L'échec du scrutin municipal de ce 15 mars, avec un taux d'abstention record de 56 % évalué à 20 heures, ne doit pas être considéré seulement comme une conséquence du coronavirus.
Le discours de 27 minutes du chef de l'État, ce 12 mars, avait à cet égard donné un signal dans plusieurs directions. Bien entendu on doit retenir, et mettre en œuvre, les diverses dispositions d'intérêt général. Elles sont commandées par des avis médicaux objectifs. S'il s'agissait toutefois de simplement nous dire qu'il faut se laver les mains et utiliser un numéro vert, 5 minutes auraient amplement suffi. Et, là encore, la démarche hésitante de ce mauvais cavalier n'a échappé à personne.
Au-delà donc de ces circonstances, où il s'agit de faire preuve de cohésion sociale et nationale, on ne peut que s'interroger, au-delà même de la personne, de plus en plus fragile, du président lui-même, sur le sens de sa fonction et sur sa place dans nos institutions.
Sans s'arrêter au seul résultat des municipales, en ce premier tour et au sortir d'une campagne en demi-teinte, tout indique désormais, en effet, le délitement du pouvoir présidentiel.
Le 13 mars, l'éditorialiste du Point, journal appartenant à la famille Pinault, ironisait pour exprimer son désarroi : "Coronavirus : avec Macron, le PS tient enfin son candidat à la présidentielle", tant le fond de son discours transpirait ce mélange d'étatisme et de fausses bonnes intentions, affichées et verbeuses, auxquelles la gauche ordinairement et par nature, excelle.
Sur un tel terrain, le parti socialiste, depuis qu'il est atteint de "prolophobie", terme inventé par ses propres communicants, ressentait cruellement le besoin d'un nouveau souffle. L'aurait-il trouvé ? Pas sûr que ce soit le meilleur.
Certes le scénario existe encore, toujours possible, d'un match retour du scrutin de 2017. Mais, même dans une telle hypothèse, même en admettant que le sortant se trouverait alors immanquablement réélu, personne ne pourra plus ni dire, ni se risquer à considérer que son programme y soit pour quelque chose et qu'il engagerait les Français.
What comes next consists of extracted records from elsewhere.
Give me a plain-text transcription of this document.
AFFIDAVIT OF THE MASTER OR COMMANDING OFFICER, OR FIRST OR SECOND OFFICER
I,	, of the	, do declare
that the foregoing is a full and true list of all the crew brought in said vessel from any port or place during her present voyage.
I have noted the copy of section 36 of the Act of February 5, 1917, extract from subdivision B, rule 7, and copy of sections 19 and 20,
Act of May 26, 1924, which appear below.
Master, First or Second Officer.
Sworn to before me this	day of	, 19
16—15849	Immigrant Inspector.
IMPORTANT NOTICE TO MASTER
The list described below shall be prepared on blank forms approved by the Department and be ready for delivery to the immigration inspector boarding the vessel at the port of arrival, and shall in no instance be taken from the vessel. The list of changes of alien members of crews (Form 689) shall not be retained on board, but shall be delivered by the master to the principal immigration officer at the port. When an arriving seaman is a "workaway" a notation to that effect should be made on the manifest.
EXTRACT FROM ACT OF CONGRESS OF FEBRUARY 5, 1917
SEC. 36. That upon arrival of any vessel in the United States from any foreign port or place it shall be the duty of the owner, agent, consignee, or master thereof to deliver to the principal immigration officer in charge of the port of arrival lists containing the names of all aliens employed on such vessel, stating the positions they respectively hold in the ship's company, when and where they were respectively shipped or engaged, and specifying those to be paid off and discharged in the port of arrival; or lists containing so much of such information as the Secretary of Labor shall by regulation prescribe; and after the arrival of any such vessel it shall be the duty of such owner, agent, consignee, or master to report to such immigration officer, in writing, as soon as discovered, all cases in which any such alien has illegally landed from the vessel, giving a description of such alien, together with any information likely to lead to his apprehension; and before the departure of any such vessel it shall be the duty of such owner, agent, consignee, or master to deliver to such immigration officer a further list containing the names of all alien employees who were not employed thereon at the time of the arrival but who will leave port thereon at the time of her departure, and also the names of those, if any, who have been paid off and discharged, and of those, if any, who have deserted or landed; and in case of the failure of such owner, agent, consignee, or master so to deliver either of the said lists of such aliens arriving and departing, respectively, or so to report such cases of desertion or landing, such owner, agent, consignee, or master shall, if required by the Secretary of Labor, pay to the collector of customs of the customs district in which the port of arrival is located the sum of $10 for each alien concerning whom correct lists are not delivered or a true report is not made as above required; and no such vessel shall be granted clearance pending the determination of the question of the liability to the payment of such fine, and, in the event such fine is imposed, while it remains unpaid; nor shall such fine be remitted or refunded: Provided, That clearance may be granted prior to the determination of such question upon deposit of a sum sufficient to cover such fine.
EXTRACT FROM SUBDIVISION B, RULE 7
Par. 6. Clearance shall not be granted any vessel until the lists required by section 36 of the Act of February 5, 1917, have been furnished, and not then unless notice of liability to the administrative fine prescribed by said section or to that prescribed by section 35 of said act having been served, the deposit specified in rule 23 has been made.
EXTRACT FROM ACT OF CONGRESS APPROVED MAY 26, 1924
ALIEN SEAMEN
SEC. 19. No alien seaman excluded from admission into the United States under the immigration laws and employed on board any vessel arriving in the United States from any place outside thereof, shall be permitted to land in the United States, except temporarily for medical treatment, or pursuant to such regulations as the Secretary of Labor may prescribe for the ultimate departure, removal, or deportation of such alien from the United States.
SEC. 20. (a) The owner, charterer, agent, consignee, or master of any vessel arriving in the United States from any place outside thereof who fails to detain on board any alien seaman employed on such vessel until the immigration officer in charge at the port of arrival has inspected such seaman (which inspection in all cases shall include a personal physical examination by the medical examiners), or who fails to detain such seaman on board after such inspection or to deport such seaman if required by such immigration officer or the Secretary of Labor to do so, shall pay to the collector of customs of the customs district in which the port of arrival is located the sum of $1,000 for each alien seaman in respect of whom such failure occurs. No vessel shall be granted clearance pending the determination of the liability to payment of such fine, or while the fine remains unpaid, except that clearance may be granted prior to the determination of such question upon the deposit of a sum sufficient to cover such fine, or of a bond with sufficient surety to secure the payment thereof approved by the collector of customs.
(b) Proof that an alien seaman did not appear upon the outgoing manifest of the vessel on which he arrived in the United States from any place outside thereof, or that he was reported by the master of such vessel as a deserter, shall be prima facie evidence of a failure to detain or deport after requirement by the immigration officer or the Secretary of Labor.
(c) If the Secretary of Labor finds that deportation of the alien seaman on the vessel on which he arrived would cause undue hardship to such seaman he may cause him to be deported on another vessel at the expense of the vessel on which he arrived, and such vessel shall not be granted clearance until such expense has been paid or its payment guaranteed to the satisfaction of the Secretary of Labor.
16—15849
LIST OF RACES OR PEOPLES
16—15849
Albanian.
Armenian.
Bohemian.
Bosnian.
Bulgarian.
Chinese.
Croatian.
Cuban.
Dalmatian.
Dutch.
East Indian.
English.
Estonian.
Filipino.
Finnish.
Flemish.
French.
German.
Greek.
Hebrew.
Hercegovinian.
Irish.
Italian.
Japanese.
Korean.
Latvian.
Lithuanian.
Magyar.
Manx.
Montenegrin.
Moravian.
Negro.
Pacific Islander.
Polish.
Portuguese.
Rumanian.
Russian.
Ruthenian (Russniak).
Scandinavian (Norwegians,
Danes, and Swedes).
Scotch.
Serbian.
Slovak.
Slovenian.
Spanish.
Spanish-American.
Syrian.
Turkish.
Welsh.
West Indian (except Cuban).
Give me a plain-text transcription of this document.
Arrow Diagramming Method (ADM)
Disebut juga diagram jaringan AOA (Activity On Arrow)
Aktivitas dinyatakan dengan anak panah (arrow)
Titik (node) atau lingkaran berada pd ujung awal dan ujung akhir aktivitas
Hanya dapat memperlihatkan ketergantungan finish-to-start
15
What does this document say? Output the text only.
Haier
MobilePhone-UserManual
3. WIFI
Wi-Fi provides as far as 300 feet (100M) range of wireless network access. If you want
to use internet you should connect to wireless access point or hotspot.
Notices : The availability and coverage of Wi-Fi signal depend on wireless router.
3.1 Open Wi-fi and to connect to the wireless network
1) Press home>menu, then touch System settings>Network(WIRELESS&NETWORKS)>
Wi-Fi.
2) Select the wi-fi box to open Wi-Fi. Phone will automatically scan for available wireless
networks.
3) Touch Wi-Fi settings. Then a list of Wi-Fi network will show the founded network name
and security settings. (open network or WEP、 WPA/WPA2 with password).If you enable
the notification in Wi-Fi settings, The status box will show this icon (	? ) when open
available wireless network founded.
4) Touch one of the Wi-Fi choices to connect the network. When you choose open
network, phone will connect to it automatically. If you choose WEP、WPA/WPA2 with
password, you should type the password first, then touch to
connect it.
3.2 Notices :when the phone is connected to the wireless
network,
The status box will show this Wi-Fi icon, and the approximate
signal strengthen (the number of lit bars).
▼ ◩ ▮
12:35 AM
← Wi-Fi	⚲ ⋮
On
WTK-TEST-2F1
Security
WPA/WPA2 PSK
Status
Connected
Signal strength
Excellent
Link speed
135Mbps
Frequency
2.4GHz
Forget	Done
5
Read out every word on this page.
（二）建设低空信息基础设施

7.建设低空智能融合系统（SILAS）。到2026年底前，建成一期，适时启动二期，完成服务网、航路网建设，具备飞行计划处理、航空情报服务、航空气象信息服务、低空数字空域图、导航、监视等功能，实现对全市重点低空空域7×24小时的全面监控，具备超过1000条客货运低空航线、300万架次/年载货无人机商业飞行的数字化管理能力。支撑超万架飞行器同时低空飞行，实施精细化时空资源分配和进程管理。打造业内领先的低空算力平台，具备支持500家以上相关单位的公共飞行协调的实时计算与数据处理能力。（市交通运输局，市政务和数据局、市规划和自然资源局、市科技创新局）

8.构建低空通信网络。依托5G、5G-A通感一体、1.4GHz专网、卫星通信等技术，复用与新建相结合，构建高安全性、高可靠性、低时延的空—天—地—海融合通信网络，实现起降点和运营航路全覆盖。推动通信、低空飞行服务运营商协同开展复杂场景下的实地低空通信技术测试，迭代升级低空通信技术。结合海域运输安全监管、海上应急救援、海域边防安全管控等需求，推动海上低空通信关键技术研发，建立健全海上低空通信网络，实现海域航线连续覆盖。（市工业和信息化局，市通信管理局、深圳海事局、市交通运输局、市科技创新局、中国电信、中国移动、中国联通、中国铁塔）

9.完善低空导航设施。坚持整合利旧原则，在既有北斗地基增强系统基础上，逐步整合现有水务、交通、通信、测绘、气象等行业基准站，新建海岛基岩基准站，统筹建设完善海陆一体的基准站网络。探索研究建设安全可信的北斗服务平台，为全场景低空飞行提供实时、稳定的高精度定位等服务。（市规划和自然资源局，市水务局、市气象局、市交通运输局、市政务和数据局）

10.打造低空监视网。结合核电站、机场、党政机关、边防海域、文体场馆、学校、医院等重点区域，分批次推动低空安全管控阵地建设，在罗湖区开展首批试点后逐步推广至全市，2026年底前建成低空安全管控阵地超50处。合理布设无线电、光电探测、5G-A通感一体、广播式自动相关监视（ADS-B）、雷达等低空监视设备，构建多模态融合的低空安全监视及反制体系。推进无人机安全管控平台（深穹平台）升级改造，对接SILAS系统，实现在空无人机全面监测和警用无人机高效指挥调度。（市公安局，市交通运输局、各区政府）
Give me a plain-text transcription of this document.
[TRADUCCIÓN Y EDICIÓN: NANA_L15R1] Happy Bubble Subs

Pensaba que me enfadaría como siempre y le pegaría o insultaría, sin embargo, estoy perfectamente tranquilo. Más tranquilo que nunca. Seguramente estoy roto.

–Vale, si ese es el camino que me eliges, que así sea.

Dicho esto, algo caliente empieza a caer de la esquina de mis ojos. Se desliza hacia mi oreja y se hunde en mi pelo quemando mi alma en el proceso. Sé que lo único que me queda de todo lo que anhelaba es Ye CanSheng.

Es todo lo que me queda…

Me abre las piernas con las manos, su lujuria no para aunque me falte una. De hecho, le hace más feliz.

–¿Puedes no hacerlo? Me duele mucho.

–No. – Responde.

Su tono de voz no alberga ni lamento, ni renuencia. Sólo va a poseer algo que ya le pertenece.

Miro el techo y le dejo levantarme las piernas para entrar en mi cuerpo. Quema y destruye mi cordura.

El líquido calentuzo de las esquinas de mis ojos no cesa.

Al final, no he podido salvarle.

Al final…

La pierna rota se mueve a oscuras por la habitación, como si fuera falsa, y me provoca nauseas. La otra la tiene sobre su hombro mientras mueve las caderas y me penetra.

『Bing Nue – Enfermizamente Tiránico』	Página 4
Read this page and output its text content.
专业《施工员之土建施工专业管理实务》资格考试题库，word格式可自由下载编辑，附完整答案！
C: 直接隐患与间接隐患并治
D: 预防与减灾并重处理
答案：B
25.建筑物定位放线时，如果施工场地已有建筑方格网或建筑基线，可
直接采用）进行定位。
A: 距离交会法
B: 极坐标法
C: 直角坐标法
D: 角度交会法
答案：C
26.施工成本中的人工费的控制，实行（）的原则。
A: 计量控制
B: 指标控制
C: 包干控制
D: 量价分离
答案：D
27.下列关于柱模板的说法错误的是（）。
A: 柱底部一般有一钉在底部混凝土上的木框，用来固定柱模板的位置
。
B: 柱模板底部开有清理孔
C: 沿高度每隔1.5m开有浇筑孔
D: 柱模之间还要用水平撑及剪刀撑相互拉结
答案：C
Personne ne pourrait dès lors nier qu'il s'agirait d'une élection par défaut comme celle qui se profile aux États-Unis en cas d'une nomination de Joe Biden comme candidat du parti démocrate. Face à de nullissimes adversaires, disqualifiés on ne sait trop pourquoi en tant que "populistes", pouah quelle horreur, les bons élèves du système ne bénéficient eux-mêmes d'aucune "popularité".
Les bulletins à leur nom ne signifient plus rien d'autre que la volonté majoritaire d'empêcher la chienlit et l'incompétence d'envahir un peu plus les palais nationaux, déjà suffisamment endommagés.
Or, ceci intervient après plus de 60 ans de cinquième république. Nous nous sommes habitués à considérer comme solide cette constitution : elle avait déjà été révisée pourtant 24 fois en un demi-siècle, de 1958 à 2008.
Les plus acharnés à la réviser se sont recrutés d'ailleurs dans les rangs des héritiers de ce parti gaulliste, qui changea lui-même tant de fois de noms, au gré des ralliements successifs de certains centristes, de certains modérés, de certains libéraux, s'appelant UNR (58-62), puis UNR-UDT (62-67) UDVe (67-68) puis UDR (68-76), puis RPR (1977-2002), puis UMP (2002-2015) et maintenant LR.
Le gaullisme se voulait au-dessus des partis.
Après quelques années de pouvoir ses communicants inventèrent de s'appeler "la majorité", confrontée elle-même à "des" oppositions, entachées d'un pluriel de division. Et l'on voit, sans surprise, revenir cet élément de langage dans le discours du pouvoir. Quant au parti lui-même il recourt de plus en plus à une étiquette "de droite", plus agréable à l'oreille que le sigle "LR".
Quand, en 1967, l'UNR-UDT devint l'Union des démocrates pour la Cinquième République (UD-Ve) commença l'ascension de gens comme Jacques Baumel qui définira, un jour de Congrès, la ligne du parti dans un mouvement rhétorique inoubliable : "la cinquième république c'est le mouvement et l'Union des démocrates pour la Cinquième République c'est le mouvement dans le mouvement".
Sauf le ridicule du personnage, Héraclite l'Obscur, à 3 000 ans de distance eût sans doute admiré une telle philosophie du changement perpétuel, lui qui notait que la seule chose qui ne change pas, c'est le changement.
Le déclin, au contraire, conduit à sa propore fin. Nos institutions s'en rapprochent.